Despite these foreboding trends, there's no doubt that California remains a national leader in technology-derived economic development. Based on our research, California has 5 of the top 10 technology clusters in the nation, and Silicon Valley still reigns supreme as the pre-eminent high-tech cluster in the world.
It's important to understand that the STSI adjusts its indicators relative to the size of a state's economy. We'd be fooling ourselves to think that size doesn't matter when examining a state's innovation capacity. In fact, for a state of California's size to score as highly as it does is remarkable (consider that if you transposed California onto the East Coast, it would stretch from New Jersey all the way into Georgia).
California has considerable strength in the newly emerging fields of nanotechnology, clean tech and green tech, and leads the way in public policy to support these areas. Former Gov. Schwarzenegger signed legislation in March 2010 that provides a sales tax exemption for equipment used by manufacturers in the clean-tech sector.

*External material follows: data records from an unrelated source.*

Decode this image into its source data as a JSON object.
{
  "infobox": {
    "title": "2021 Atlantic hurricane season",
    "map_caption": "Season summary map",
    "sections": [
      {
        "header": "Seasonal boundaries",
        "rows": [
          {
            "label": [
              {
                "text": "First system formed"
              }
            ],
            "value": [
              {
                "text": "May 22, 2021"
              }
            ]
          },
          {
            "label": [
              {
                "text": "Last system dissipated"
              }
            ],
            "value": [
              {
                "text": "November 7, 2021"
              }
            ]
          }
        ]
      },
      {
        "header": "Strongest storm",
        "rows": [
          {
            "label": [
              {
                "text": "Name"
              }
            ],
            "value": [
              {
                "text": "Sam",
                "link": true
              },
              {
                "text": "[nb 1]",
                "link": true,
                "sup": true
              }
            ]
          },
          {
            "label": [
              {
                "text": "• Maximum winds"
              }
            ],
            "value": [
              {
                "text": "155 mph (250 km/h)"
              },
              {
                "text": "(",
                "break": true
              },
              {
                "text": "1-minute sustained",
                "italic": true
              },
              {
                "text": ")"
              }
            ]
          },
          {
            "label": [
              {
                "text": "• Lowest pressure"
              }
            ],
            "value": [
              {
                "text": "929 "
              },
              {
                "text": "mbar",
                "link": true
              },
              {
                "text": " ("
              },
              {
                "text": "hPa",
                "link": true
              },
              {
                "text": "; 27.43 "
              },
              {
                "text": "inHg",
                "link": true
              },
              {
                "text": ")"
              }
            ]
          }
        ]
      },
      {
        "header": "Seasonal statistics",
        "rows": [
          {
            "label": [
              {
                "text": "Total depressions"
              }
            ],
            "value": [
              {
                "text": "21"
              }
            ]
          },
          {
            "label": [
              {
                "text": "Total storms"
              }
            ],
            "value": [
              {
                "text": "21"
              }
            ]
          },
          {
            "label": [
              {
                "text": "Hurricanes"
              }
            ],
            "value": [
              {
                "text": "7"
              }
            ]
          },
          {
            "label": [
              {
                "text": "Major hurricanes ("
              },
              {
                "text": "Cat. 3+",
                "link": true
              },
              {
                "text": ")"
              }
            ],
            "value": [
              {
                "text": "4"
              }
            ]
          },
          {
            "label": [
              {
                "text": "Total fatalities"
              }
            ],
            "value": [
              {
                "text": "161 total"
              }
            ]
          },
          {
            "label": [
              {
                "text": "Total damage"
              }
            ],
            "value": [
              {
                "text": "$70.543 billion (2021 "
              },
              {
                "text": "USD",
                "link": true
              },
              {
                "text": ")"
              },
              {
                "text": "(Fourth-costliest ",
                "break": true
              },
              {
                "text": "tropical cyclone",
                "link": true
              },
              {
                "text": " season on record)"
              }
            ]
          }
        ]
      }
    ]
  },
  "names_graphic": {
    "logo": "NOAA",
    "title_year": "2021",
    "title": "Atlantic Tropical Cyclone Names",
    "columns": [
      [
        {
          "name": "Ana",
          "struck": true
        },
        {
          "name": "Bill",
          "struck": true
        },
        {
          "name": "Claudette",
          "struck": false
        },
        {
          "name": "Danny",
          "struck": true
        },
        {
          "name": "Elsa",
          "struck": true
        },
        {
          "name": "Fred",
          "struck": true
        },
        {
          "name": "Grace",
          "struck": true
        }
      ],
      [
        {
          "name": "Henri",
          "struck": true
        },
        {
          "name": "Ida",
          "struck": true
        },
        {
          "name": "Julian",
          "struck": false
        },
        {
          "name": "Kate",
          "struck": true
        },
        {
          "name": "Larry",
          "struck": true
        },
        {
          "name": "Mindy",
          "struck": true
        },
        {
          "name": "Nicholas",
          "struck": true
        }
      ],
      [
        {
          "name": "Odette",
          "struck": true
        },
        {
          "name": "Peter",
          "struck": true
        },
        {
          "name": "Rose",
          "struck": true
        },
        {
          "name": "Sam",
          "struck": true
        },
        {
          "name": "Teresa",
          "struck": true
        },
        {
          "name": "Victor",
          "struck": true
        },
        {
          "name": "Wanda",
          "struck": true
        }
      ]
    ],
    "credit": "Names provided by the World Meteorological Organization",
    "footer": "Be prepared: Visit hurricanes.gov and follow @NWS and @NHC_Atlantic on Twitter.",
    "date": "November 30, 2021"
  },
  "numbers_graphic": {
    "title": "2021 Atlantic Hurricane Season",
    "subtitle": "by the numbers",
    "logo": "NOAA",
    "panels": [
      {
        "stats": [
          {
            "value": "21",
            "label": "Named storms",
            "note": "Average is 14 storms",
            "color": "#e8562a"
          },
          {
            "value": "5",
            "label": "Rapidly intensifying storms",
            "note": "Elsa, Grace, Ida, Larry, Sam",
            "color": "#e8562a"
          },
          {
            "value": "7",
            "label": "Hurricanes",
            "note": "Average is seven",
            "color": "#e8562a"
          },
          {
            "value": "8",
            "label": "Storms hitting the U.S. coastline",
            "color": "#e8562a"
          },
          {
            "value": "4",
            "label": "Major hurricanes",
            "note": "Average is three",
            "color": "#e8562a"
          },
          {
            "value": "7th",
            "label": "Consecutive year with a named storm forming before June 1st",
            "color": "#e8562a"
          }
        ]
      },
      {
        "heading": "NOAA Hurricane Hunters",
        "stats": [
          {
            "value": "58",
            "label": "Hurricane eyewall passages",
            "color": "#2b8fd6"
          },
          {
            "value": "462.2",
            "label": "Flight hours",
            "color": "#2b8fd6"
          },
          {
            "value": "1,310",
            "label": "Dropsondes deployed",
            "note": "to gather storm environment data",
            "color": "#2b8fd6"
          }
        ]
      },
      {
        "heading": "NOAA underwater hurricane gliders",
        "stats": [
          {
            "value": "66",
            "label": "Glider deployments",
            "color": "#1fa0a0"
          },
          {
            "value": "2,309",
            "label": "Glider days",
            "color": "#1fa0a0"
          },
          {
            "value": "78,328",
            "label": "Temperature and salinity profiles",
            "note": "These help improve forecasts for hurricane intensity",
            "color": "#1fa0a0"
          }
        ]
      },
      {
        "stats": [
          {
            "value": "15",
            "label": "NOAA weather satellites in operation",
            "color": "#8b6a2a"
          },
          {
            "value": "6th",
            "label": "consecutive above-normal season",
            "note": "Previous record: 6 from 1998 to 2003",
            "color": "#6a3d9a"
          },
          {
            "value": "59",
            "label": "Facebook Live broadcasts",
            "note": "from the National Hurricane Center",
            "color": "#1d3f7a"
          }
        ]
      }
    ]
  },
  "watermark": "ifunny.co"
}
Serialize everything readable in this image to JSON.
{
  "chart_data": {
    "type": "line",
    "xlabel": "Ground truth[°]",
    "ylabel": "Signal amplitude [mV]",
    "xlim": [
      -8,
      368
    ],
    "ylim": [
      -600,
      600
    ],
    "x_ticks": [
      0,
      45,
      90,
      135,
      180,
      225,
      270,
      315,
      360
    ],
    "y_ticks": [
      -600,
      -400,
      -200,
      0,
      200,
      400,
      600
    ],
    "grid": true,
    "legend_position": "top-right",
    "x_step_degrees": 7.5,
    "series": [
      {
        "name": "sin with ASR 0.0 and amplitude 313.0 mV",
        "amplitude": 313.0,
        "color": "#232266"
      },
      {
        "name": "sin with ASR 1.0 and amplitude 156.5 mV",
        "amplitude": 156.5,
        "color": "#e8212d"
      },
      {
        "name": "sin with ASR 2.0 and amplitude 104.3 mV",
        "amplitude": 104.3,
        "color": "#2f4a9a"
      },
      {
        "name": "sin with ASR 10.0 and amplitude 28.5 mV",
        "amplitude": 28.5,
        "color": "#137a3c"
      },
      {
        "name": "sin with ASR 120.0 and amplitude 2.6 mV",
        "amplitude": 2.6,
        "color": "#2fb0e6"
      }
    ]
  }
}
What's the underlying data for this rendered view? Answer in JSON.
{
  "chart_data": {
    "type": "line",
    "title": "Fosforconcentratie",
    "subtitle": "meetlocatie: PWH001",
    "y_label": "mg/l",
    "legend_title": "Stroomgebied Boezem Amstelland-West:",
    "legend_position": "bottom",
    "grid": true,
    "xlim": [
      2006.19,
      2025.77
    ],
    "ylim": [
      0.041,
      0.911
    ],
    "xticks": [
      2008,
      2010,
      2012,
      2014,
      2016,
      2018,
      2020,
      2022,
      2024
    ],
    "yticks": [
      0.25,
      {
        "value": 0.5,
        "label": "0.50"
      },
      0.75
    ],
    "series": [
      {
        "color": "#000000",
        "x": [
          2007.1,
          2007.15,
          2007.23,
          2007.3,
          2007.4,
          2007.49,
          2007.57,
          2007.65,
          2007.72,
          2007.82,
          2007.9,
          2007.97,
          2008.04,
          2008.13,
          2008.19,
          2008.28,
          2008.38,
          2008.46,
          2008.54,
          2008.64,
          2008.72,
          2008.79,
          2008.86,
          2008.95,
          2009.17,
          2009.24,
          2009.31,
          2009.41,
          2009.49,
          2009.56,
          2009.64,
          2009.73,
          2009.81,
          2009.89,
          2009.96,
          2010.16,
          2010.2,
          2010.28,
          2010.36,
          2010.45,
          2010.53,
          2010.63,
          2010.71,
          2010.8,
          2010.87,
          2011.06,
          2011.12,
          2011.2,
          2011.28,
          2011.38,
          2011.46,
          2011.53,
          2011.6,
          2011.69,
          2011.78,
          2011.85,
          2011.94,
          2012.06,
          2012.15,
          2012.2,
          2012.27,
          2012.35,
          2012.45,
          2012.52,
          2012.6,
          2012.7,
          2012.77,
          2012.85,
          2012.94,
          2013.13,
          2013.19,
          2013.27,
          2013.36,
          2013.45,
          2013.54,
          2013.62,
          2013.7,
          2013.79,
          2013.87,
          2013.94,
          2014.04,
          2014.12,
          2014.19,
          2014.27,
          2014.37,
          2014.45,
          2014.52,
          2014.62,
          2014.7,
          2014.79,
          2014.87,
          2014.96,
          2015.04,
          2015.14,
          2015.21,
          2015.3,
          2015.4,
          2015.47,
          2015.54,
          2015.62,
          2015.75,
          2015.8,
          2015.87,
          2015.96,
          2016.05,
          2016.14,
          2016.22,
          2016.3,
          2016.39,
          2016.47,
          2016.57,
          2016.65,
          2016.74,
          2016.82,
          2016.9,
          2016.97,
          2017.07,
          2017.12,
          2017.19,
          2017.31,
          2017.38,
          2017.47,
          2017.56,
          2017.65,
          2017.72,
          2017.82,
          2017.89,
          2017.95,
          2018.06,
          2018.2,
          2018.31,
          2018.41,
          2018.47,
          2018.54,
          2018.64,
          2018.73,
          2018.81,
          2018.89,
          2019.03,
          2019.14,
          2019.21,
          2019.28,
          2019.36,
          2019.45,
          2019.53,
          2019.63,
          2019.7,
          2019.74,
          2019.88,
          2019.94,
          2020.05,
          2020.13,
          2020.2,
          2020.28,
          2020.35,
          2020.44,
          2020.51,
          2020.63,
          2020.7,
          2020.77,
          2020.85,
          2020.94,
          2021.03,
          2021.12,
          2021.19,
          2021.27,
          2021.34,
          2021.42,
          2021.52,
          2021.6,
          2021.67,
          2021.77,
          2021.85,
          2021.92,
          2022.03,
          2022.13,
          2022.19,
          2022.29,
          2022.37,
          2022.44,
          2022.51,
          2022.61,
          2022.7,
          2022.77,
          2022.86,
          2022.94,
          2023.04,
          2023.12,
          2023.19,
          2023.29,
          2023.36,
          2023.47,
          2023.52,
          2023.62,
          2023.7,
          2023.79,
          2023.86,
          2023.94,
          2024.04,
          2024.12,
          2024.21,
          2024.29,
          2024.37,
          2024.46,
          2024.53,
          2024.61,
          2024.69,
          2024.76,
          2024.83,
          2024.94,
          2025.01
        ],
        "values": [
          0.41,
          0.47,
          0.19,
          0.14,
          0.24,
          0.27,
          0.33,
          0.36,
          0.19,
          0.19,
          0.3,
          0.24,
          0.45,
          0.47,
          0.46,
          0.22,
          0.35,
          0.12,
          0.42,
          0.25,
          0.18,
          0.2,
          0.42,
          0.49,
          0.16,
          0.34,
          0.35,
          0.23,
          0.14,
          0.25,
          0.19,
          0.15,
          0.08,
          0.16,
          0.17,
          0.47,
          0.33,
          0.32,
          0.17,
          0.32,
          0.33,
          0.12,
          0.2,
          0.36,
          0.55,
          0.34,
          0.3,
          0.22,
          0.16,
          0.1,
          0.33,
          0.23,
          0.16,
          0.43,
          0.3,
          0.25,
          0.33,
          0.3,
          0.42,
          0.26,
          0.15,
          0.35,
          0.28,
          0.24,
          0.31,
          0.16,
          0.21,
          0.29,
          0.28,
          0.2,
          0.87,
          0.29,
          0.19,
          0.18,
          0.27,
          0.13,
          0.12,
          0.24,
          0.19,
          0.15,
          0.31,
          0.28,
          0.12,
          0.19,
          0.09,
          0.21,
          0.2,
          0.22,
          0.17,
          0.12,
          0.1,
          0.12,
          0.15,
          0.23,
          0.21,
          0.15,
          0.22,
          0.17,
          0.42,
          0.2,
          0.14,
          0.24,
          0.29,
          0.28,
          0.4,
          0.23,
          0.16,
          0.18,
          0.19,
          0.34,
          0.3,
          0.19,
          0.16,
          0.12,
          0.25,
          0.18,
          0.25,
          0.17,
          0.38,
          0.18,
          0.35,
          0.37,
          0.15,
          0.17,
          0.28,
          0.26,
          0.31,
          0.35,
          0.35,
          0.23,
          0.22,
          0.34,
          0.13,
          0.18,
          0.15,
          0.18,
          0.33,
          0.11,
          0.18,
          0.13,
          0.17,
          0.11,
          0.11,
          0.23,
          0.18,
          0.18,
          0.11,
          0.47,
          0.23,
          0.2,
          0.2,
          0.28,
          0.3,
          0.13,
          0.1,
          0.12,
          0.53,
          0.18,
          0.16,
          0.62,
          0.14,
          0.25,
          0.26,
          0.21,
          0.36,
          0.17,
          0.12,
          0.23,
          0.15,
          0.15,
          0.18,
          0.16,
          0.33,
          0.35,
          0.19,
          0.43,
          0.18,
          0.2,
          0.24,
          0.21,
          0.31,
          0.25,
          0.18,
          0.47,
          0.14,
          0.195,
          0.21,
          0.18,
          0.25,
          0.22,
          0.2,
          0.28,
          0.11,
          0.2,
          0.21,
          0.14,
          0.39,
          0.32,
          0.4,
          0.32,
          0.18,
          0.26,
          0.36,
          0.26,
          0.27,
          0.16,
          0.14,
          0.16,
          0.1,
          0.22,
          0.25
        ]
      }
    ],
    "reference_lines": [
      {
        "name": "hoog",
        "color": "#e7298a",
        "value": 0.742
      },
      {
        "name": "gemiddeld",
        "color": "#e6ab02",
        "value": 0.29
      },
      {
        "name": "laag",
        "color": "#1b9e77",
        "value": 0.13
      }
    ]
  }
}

California has been without a formal state economic development office since 2003, when it was a casualty of the last budget crisis, but Schwarzenegger corrected this by signing an executive order in April 2010 authorizing the Governor's Office of Economic Development. Gov. Brown seems committed to supporting California's leadership in these newly emerging sectors.
California has the critical mass to stay at the vanguard of technology entrepreneurship. But we've got to recognize that spending on K-12 and higher education is an investment, not a cost. We've also got to streamline regulatory red tape so that the next Google or Facebook will keep more of its employment base in California.
Despite all these caveats and challenges, the media accounts of California's demise are greatly exaggerated. We've still got the golden touch when it comes to creating the next dominant tech firm. At least for now, nobody does it better.